Claro que a massificação dos doentes é
menos a consequência da vontade do fisiatra deífico do que do fraco valor das
já citadas prescrições. E é precisamente o desvalor do doente que obriga tanto
à sua massificação como à suposta utilização de profissionais “mais baratos”,
os técnicos auxiliares de Fisioterapia, que, não obstante não poderem
legalmente praticar Fisioterapia, abundam nas clínicas já aludidas (o que faz
com que, muitas vezes, o tal “fisioterapeuta” que tratou o nosso vizinho ou
familiar não seja de facto um fisioterapeuta).
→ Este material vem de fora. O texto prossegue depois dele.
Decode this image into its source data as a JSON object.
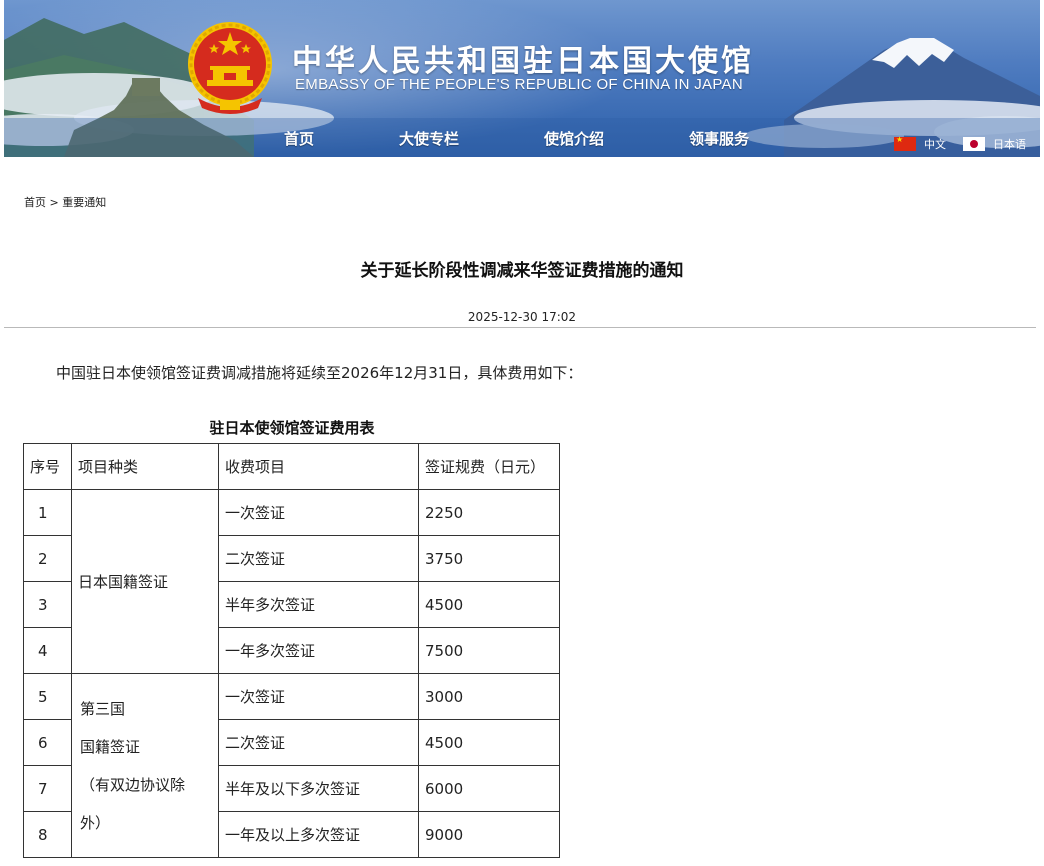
{
  "header": {
    "title": "中华人民共和国驻日本国大使馆",
    "subtitle": "EMBASSY OF THE PEOPLE'S REPUBLIC OF CHINA IN JAPAN",
    "nav": [
      "首页",
      "大使专栏",
      "使馆介绍",
      "领事服务"
    ],
    "languages": [
      {
        "label": "中文",
        "flag": "china-flag-icon"
      },
      {
        "label": "日本语",
        "flag": "japan-flag-icon"
      }
    ]
  },
  "breadcrumb": {
    "home": "首页",
    "separator": ">",
    "current": "重要通知"
  },
  "article": {
    "title": "关于延长阶段性调减来华签证费措施的通知",
    "date": "2025-12-30 17:02",
    "intro": "中国驻日本使领馆签证费调减措施将延续至2026年12月31日，具体费用如下："
  },
  "fee_table": {
    "caption": "驻日本使领馆签证费用表",
    "headers": [
      "序号",
      "项目种类",
      "收费项目",
      "签证规费（日元）"
    ],
    "groups": [
      {
        "category_lines": [
          "日本国籍签证"
        ],
        "rows": [
          {
            "no": "1",
            "item": "一次签证",
            "fee": "2250"
          },
          {
            "no": "2",
            "item": "二次签证",
            "fee": "3750"
          },
          {
            "no": "3",
            "item": "半年多次签证",
            "fee": "4500"
          },
          {
            "no": "4",
            "item": "一年多次签证",
            "fee": "7500"
          }
        ]
      },
      {
        "category_lines": [
          "第三国",
          "国籍签证",
          "（有双边协议除",
          "外）"
        ],
        "rows": [
          {
            "no": "5",
            "item": "一次签证",
            "fee": "3000"
          },
          {
            "no": "6",
            "item": "二次签证",
            "fee": "4500"
          },
          {
            "no": "7",
            "item": "半年及以下多次签证",
            "fee": "6000"
          },
          {
            "no": "8",
            "item": "一年及以上多次签证",
            "fee": "9000"
          }
        ]
      }
    ]
  },
  "colors": {
    "banner_blue": "#3a6bb3",
    "emblem_red": "#d52b1e",
    "emblem_gold": "#f5c400"
  }
}
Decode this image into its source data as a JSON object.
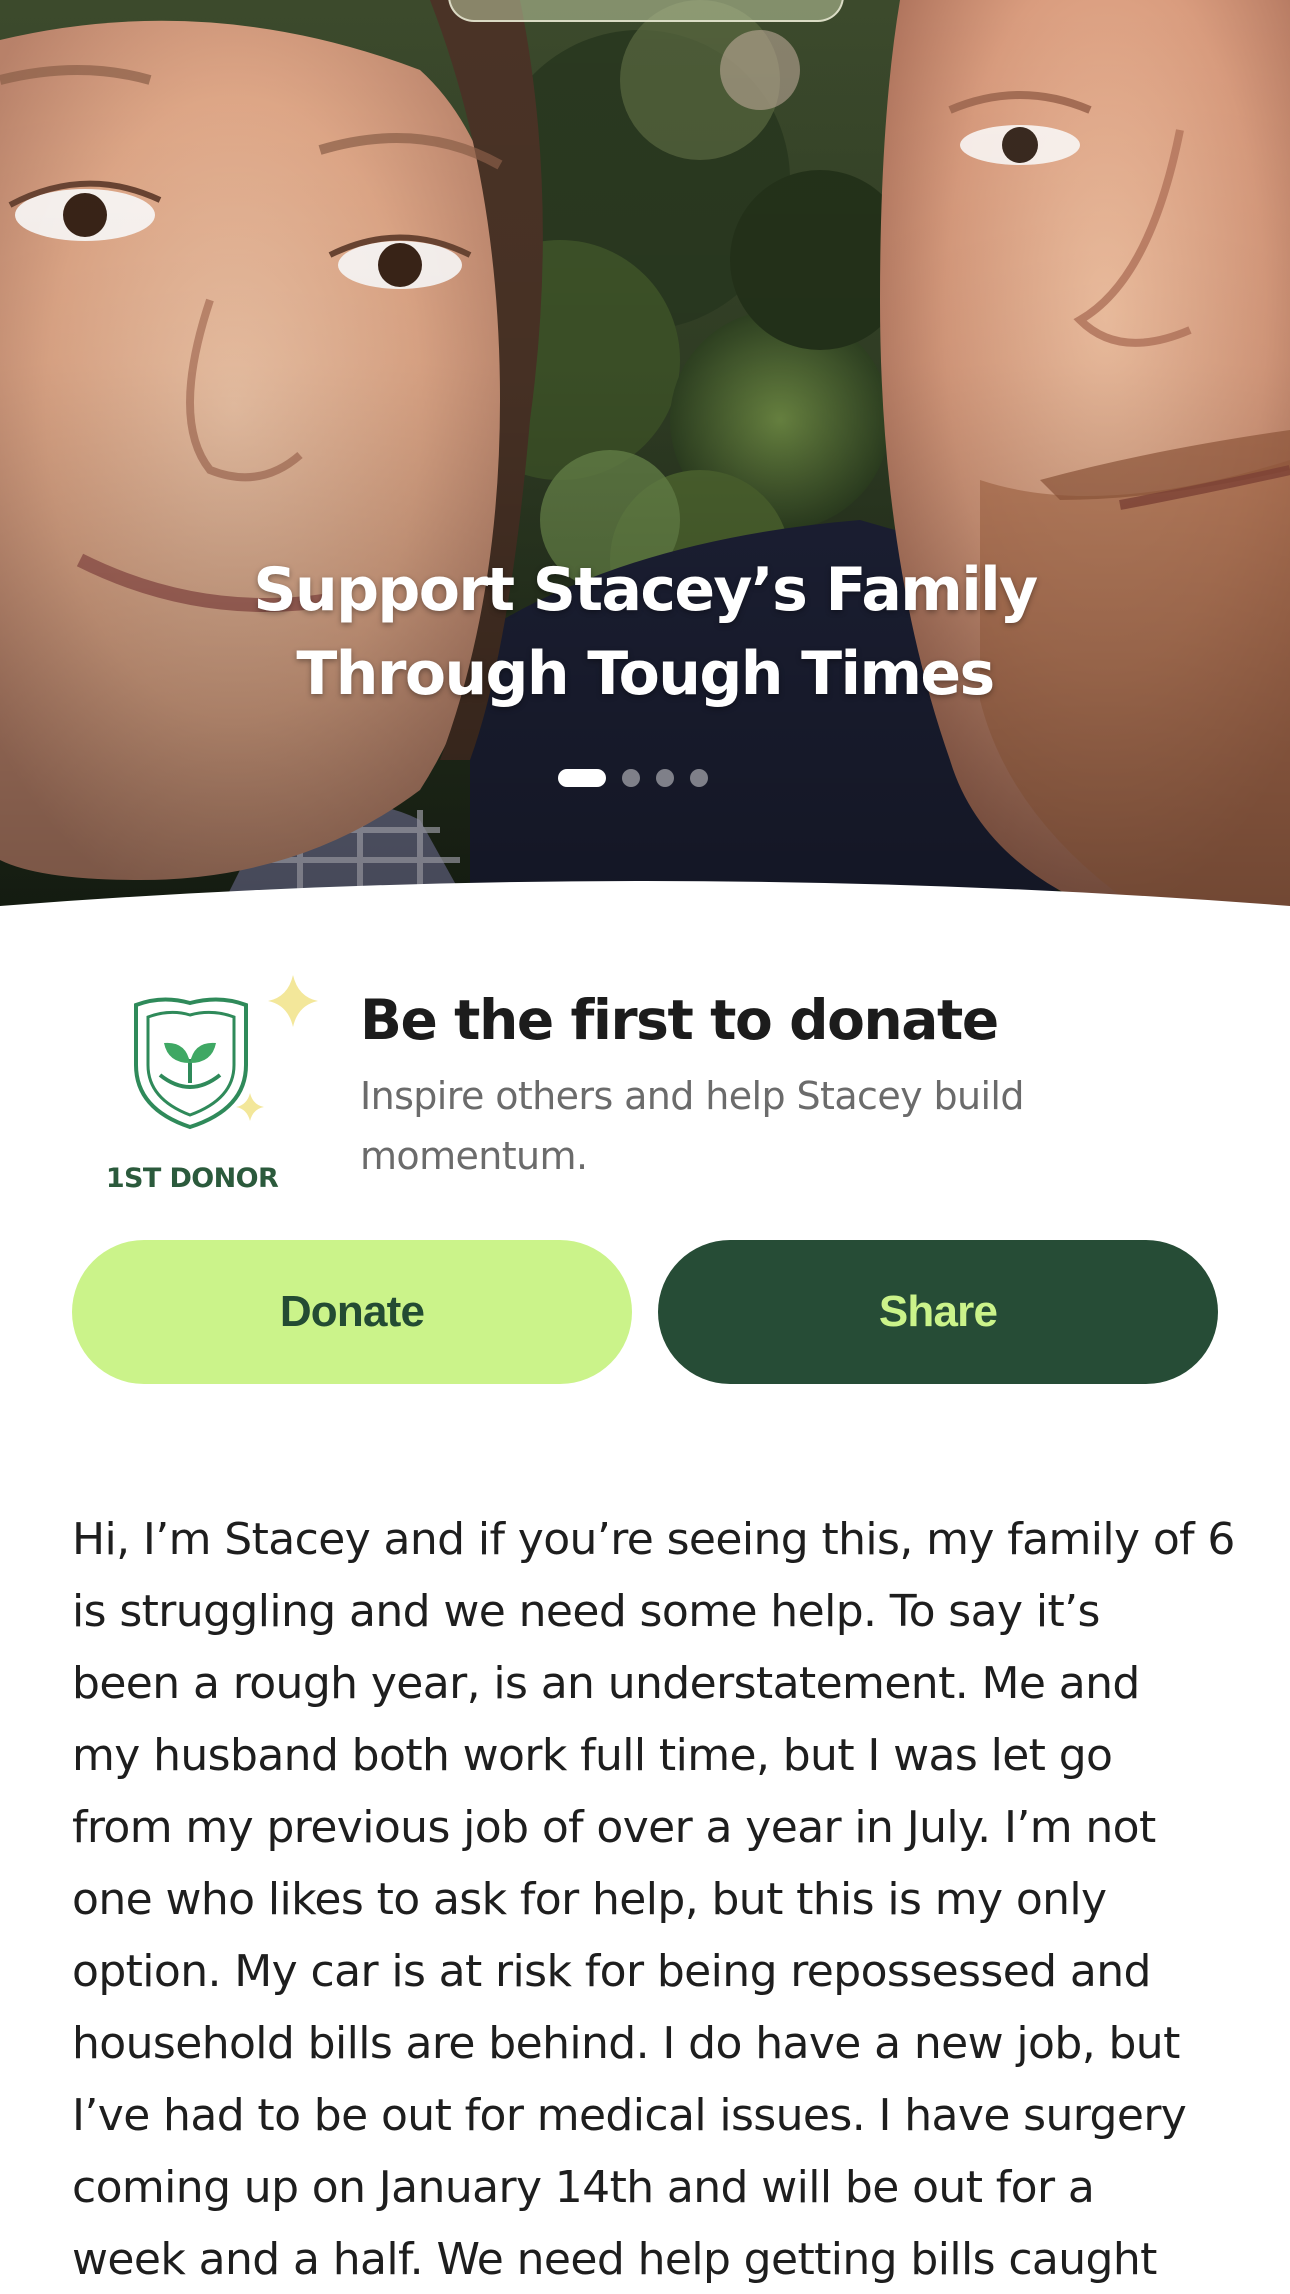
{
  "hero": {
    "title_line_1": "Support Stacey’s Family",
    "title_line_2": "Through Tough Times",
    "carousel_total": 4,
    "carousel_active": 1
  },
  "first_donor": {
    "badge_label": "1ST DONOR",
    "heading": "Be the first to donate",
    "subtext_line_1": "Inspire others and help Stacey build",
    "subtext_line_2": "momentum."
  },
  "actions": {
    "donate_label": "Donate",
    "share_label": "Share"
  },
  "story": {
    "lines": [
      "Hi, I’m Stacey and if you’re seeing this, my family of 6",
      "is struggling and we need some help. To say it’s",
      "been a rough year, is an understatement. Me and",
      "my husband both work full time, but I was let go",
      "from my previous job of over a year in July. I’m not",
      "one who likes to ask for help, but this is my only",
      "option. My car is at risk for being repossessed and",
      "household bills are behind. I do have a new job, but",
      "I’ve had to be out for medical issues. I have surgery",
      "coming up on January 14th and will be out for a",
      "week and a half. We need help getting bills caught"
    ]
  },
  "colors": {
    "accent_light_green": "#cbf38a",
    "accent_dark_green": "#264c36",
    "badge_green": "#2b5a3c",
    "sparkle_yellow": "#f3e79a"
  }
}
Entretanto, a questão dos
citados técnicos parece vir a resolver-se de forma automática pelo próprio
Sistema: precisavam de existir até há uns anos atrás, mas neste nosso presente
em que os fisioterapeutas persistem em ser “multiplicados” exponencialmente
pelas quase duas dezenas de instituições de ensino (com muitas a terem sido
criadas sem controlo ou pudor, com um tipo de cinismo mercantil muito
condenável numa matéria tão “sagrada” quanto a do Ensino Superior), a crescente
desvalorização profissional/financeira do terapeuta leva a que possam ser
utilizados sem grandes “dificuldades”, se bem que para “obedecerem” a uma
Entidade que muitas vezes reconhecem como tendo um poder absoluto (poucos
terapeutas arriscariam o seu emprego tentando negociar as já citadas
prescrições, o número de doentes ou o prestígio da intervenção utilizada…); daí
que a existência de perto de dez mil profissionais só pode significar o
desemprego (na verdade, genuinamente pandémico) ou o emprego precário; por
outro lado, a pressa de “arranjar emprego” facilita a aceitação das mais
desprestigiantes propostas, e o facto de existir tal aceitação vai, por sua
vez, facilitar ainda mais o “abaixar da fasquia” da qualidade dos empregos; por
sua vez, o facto de os terapeutas ganharem menos irá levar a que estes não
possam suprir as suas necessidades de formação, o que leva automaticamente a
uma redução da qualidade dos serviços, o que, para muitas entidades patronais,
não é necessariamente grave, pois que a quantidade de doentes, tratados apenas
com recurso a métodos pobres e técnicas anti-sintomáticas (técnicas que, mais
uma vez, persistem em dividir o doente-Pessoa em fragmentos, estilhaços
desgovernados), é aquilo que parece importar.
Esta situação leva a que,
consequentemente, a maior riqueza de métodos e paradigmas da Fisioterapia,
aquela que é a verdadeira Fisioterapia, fique reservada aos doentes que possuem
capacidade financeira para recorrer ao sistema Privado, o que reduz as
perspetivas de (re)conhecimento público das nossas
possibilidades/potencialidades. Este mesmo meio Privado promete, de algum modo,
vir a crescer, até porque, como sabemos, apesar de o valor das já citadas
prescrições fisioterapêuticas se manter o mesmo em termos de “lucro para a
Instituição”, a parte que cabe ao pagamento por parte do próprio doente tende a
aumentar cada vez mais; daí que a tendência é para se falar cada vez menos do
utente dos serviços de saúde, substituindo-se muitas vezes este conceito pelo
malogrado termo de “cliente” (em breve, o próprio SNS será constituído por “clientes”,
e esse mesmo SNS tornar-se-á melhor, não por imposição do Estado, mas por
imposição do cliente pagador); claro que o crescimento do “Privado” tem de ser
relativizado, não seja vero o facto de, após inúmeras sessões de calores,
pedaleiras ou maquinismos inúteis (feitos não se sabe muito bem por quem), o
tal cliente pagador, pensando que a Fisioterapia se resume a tais fracas
experiências, prefere simplesmente mudar de “paradigma” (quando não passa a
multiplicar-se num rol de reviravoltas de “opiniões profissionais” e
multi-perspetivas que o alienam progressivamente da realidade da sua condição),
passando a recorrer a certas “alternativas” “não convencionais”, que, não
obstante a sua inalienável importância, seriam decerto mais sérias e aceitáveis
se cortassem na dose de misticismo e no alimento placebetário.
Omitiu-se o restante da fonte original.